Liquidity Advantage: A Decade of Infrastructure vs. New Entrants
Liquidity is foundational for stablecoin utility and scale. Allaire emphasized that USDC benefits from deep primary market liquidity (direct banking relationships across major global financial centers) and secondary market liquidity (accessible and tradable across regions for both retail and institutional clients). This liquidity network took nearly ten years to establish and is now embedded in exchanges, DeFi platforms, payment service providers, PSPs, and regional financial institutions. USDC ranks among the top three most liquid digital assets globally, alongside BTC and USDT. The next-closest dollar stablecoin is roughly one-tenth the size of USDC and often has liquidity concentrated on a single exchange order book, whereas USDC's liquidity is dispersed across dozens of platforms.

The impact of this liquidity moat is reflected in the data. According to third-party analytics firm Artemis, in Q1 2026, USDC processed nearly $30 trillion in on-chain transaction volume, representing 80% of all dollar stablecoin transactions on blockchains. USDT handled the remaining 20%, while all other dollar stablecoins combined accounted for less than 0.5% (i.e., below 0.5%). Allaire noted that although some stablecoins may show issuance figures boosted by promotional incentives, their actual usage remains negligible due to severely limited liquidity and network utility.

Regulatory Compliance: Global Licensing Barriers Are Insurmountable
Network effects also stem from deep integration with policy and regulatory frameworks. Allaire pointed out that USDC is currently the only major global stablecoin that is usable across the entirety of Europe or Japan, a result of years of effort to obtain licenses, registrations, and approvals in the world's most important markets. Circle has built a global banking, reserve management, treasury, and liquidity operation capable of functioning nearly 24/7 across multiple markets and banking systems.
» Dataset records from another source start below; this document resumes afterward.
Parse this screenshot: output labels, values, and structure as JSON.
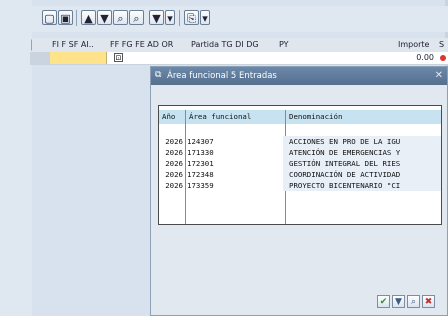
{
  "toolbar": {
    "buttons": [
      {
        "name": "details-icon",
        "glyph": "▢"
      },
      {
        "name": "save-icon",
        "glyph": "▣"
      },
      {
        "name": "sort-ascending-icon",
        "glyph": "▲"
      },
      {
        "name": "sort-descending-icon",
        "glyph": "▼"
      },
      {
        "name": "find-icon",
        "glyph": "⌕"
      },
      {
        "name": "find-next-icon",
        "glyph": "⌕"
      },
      {
        "name": "filter-icon",
        "glyph": "▼"
      },
      {
        "name": "filter-dropdown-icon",
        "glyph": "▾"
      },
      {
        "name": "export-icon",
        "glyph": "⎘"
      },
      {
        "name": "export-dropdown-icon",
        "glyph": "▾"
      }
    ]
  },
  "grid": {
    "headers": [
      "FI F SF AI..",
      "FF FG FE AD OR",
      "Partida TG DI DG",
      "PY",
      "Importe",
      "S"
    ],
    "row": {
      "importe": "0.00"
    }
  },
  "dialog": {
    "title": "Área funcional 5 Entradas",
    "columns": [
      "Año",
      "Área funcional",
      "Denominación"
    ],
    "rows": [
      {
        "year": "2026",
        "area": "124307",
        "denominacion": "ACCIONES EN PRO DE LA IGU"
      },
      {
        "year": "2026",
        "area": "171330",
        "denominacion": "ATENCIÓN DE EMERGENCIAS Y"
      },
      {
        "year": "2026",
        "area": "172301",
        "denominacion": "GESTIÓN INTEGRAL DEL RIES"
      },
      {
        "year": "2026",
        "area": "172348",
        "denominacion": "COORDINACIÓN DE ACTIVIDAD"
      },
      {
        "year": "2026",
        "area": "173359",
        "denominacion": "PROYECTO BICENTENARIO \"CI"
      }
    ],
    "buttons": [
      {
        "name": "confirm-icon",
        "glyph": "✔",
        "color": "#2f8f2f"
      },
      {
        "name": "filter-icon",
        "glyph": "▼",
        "color": "#3a5a80"
      },
      {
        "name": "find-icon",
        "glyph": "⌕",
        "color": "#3a5a80"
      },
      {
        "name": "cancel-icon",
        "glyph": "✖",
        "color": "#c0302a"
      }
    ]
  }
}
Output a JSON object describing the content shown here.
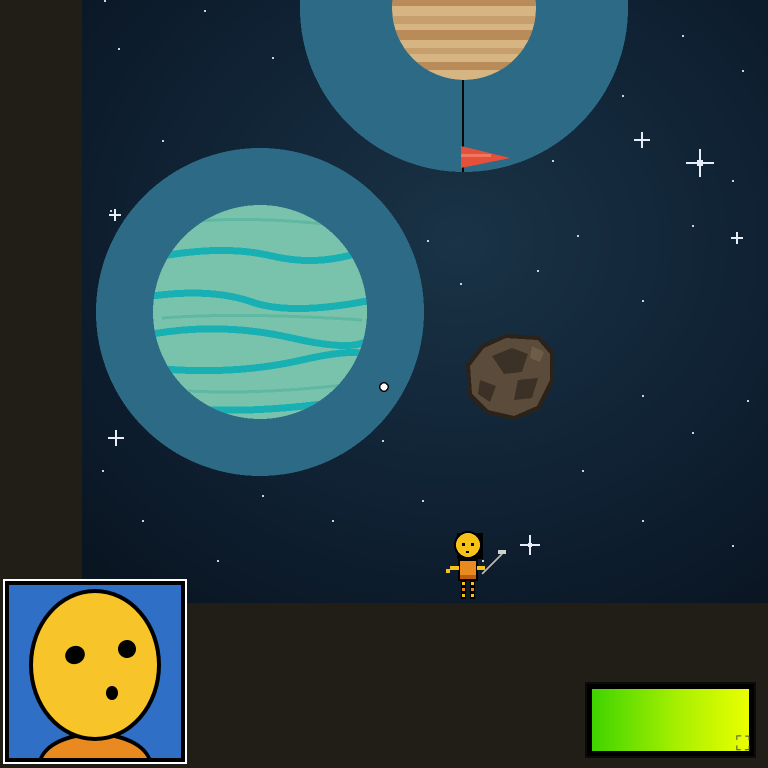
{
  "game": {
    "colors": {
      "space": "#0e1c2e",
      "hud_bg": "#211d17",
      "orbit_ring": "#2d6a85",
      "ice_planet": "#79c3ad",
      "ice_band": "#19b0b3",
      "gas_planet": "#d6b583",
      "gas_band": "#b88b58",
      "flag": "#e5503b",
      "asteroid": "#5a4b3a",
      "astronaut": "#f6c21a",
      "portrait_bg": "#2f6fc6"
    },
    "icons": {
      "flag": "hole-flag-icon",
      "ball": "golf-ball-icon",
      "player": "astronaut-golfer-icon",
      "fullscreen": "fullscreen-icon"
    },
    "hud": {
      "energy_level": 1.0,
      "fullscreen_glyph": "⛶"
    }
  }
}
This regulatory first-mover advantage creates a high barrier for any newcomer attempting to challenge USDC's position on a global scale.
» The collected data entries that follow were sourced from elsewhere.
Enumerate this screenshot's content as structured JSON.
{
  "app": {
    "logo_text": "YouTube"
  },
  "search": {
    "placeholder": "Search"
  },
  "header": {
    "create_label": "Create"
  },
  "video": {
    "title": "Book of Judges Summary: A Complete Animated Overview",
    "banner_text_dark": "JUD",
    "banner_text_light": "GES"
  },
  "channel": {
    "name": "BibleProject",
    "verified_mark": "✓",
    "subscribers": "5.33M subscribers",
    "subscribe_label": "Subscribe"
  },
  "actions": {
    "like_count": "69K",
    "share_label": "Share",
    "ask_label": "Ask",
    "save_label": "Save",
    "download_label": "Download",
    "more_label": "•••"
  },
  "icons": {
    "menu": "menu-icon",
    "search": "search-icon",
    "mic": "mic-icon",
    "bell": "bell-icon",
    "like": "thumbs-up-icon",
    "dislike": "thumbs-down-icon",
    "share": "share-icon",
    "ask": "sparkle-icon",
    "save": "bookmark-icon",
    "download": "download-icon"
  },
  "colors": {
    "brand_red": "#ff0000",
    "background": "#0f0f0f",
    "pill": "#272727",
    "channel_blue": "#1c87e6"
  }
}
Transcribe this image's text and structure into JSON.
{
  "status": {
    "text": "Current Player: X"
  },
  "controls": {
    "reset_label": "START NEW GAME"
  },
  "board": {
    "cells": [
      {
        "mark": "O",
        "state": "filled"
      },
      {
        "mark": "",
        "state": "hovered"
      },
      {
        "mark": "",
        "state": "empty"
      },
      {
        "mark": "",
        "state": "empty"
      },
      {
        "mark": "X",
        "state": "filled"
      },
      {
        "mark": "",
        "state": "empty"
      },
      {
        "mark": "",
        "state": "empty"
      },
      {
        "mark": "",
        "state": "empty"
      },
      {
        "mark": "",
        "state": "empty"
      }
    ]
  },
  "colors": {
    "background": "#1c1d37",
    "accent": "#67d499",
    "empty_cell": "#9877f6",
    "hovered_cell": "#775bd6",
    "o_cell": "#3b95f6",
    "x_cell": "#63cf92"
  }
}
Counterarguments to OUSD's Claims: The Realities of Free Redemption and Consortium Governance
Allaire directly tackled OUSD's key value propositions: free minting and redemption, revenue sharing, and a governance model based on a broad consortium. Regarding free redemption, he argued that market realities often force changes in behavior. Stablecoins that offer free, accessible redemption facilities may end up functioning as the exit ramp for other stablecoins, rather than gaining organic usage. Circle addresses this through smart contract mechanisms rather than a blanket fee waiver, and has found effective solutions.
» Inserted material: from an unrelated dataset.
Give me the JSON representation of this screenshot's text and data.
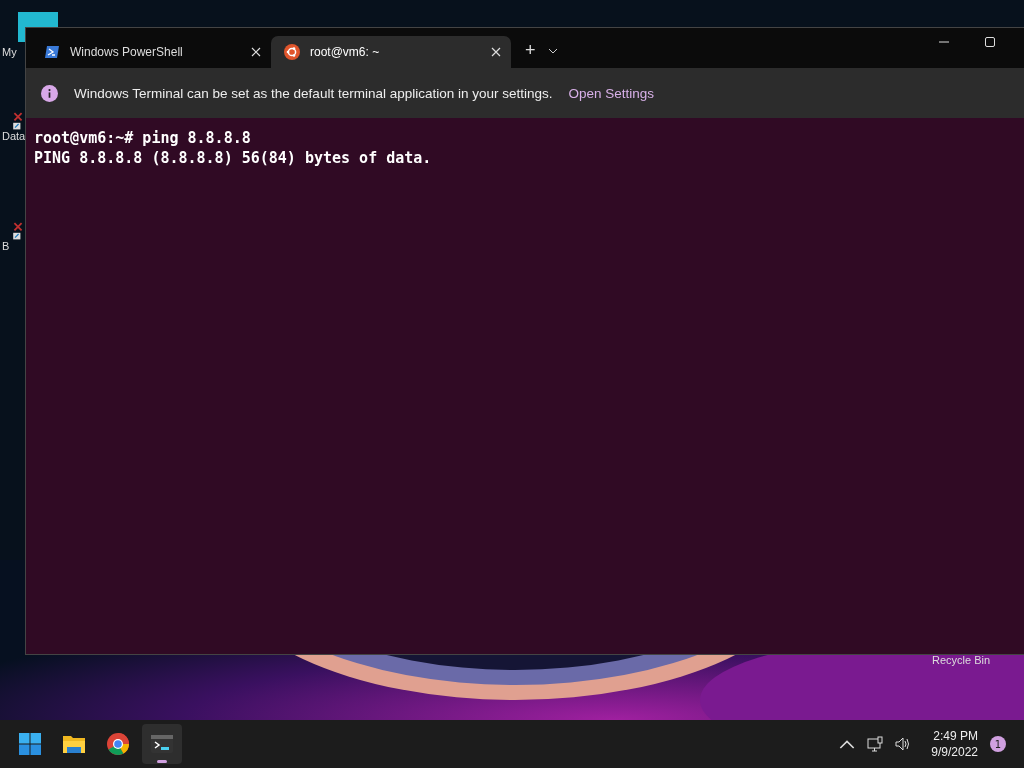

On the consortium model, Allaire expressed skepticism, stating that history shows alliance-run products often struggle with scale, product-market fit, and agility. Large groups of enterprises suffer from coordination difficulties, misaligned incentives, and slow decision-making, rarely creating space for sustained innovation and competitiveness. Circle itself experimented with a similar approach in the early days of USDC and encountered numerous challenges even with a small number of participants. He argued that smaller, tighter strategic collaborations led by product builders who can execute independently almost always outperform large consortia. Circle is committed to a "big tent mentality," expanding partnerships across exchanges, custodians, payment companies, and asset issuers to grow the USDC ecosystem collectively.

Outlook: Expanding Product Suite and Welcoming New Participants
Allaire reaffirmed that Circle's stablecoin partnership with Coinbase remains strong and that both companies see significant opportunities to expand the USDC network. Circle is diversifying its product and platform stack into areas such as Arc (a stablecoin issuance platform), CCTP (cross-chain transfer protocol), CPN (payment network), StableFX (foreign exchange settlement), and Agent Stack. The company is also collaborating with dozens of other stablecoin issuers, helping them issue on Arc, leverage interoperability infrastructure, and become settlement and FX options on CPN and StableFX. Allaire concluded by stating his strong belief in the overall growth of the stablecoin ecosystem and welcomed OUSD as a new participant in the community.